README.md · smpanaro/Qwen2.5-0.5B-4bit-PerTensor at main

metadata

base_model:
  - Qwen/Qwen2.5-0.5B
license: apache-2.0

Qwen2.5-0.5B quantized to 4-bits per-tensor. Comparable performance to GPTQ (128g desc).

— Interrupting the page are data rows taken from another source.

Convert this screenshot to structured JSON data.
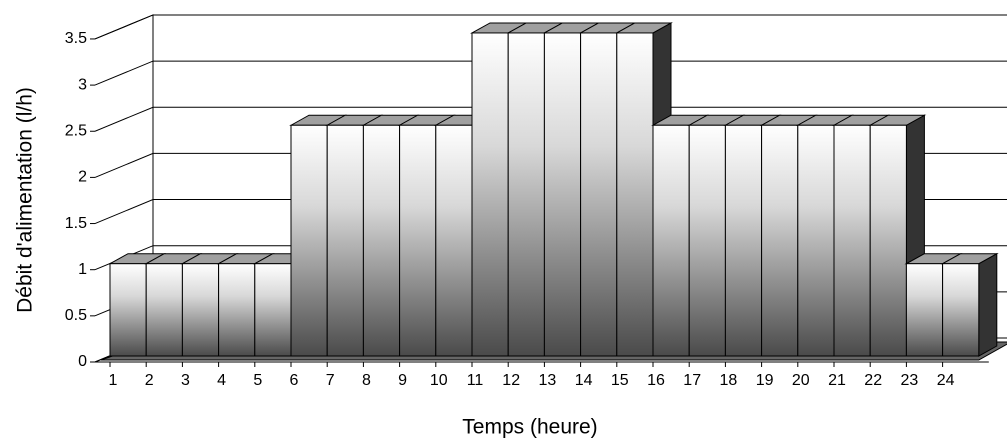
{
  "chart_data": {
    "type": "bar3d",
    "x_label": "Temps (heure)",
    "y_label": "Débit d'alimentation (l/h)",
    "categories": [
      "1",
      "2",
      "3",
      "4",
      "5",
      "6",
      "7",
      "8",
      "9",
      "10",
      "11",
      "12",
      "13",
      "14",
      "15",
      "16",
      "17",
      "18",
      "19",
      "20",
      "21",
      "22",
      "23",
      "24"
    ],
    "values": [
      1,
      1,
      1,
      1,
      1,
      2.5,
      2.5,
      2.5,
      2.5,
      2.5,
      3.5,
      3.5,
      3.5,
      3.5,
      3.5,
      2.5,
      2.5,
      2.5,
      2.5,
      2.5,
      2.5,
      2.5,
      1,
      1
    ],
    "ylim": [
      0,
      3.5
    ],
    "yticks": [
      0,
      0.5,
      1,
      1.5,
      2,
      2.5,
      3,
      3.5
    ],
    "grid": true
  }
}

Tasks	Version	Filter	n-shot	Metric		f16	this	gptq
arc_challenge	1	none	0	acc	↑	0.2918	0.2705	0.2730
arc_easy	1	none	0	acc	↑	0.6465	0.6393	0.6031
boolq	2	none	0	acc	↑	0.6208	0.5862	0.6232
hellaswag	1	none	0	acc	↑	0.4061	0.3888	0.3969
piqa	1	none	0	acc	↑	0.7051	0.6861	0.6801
winogrande	1	none	0	acc	↑	0.5635	0.5762	0.5659
average				acc	↑	0.5390	0.5245	0.5237

To reproduce evals see this colab.

Note: This model is fake quantized and has scaling vectors fused into the weights for ease of evaluation (so the weights are float16 and have > 16 unique values). See the colab above for how to convert to weights with 16 unique values.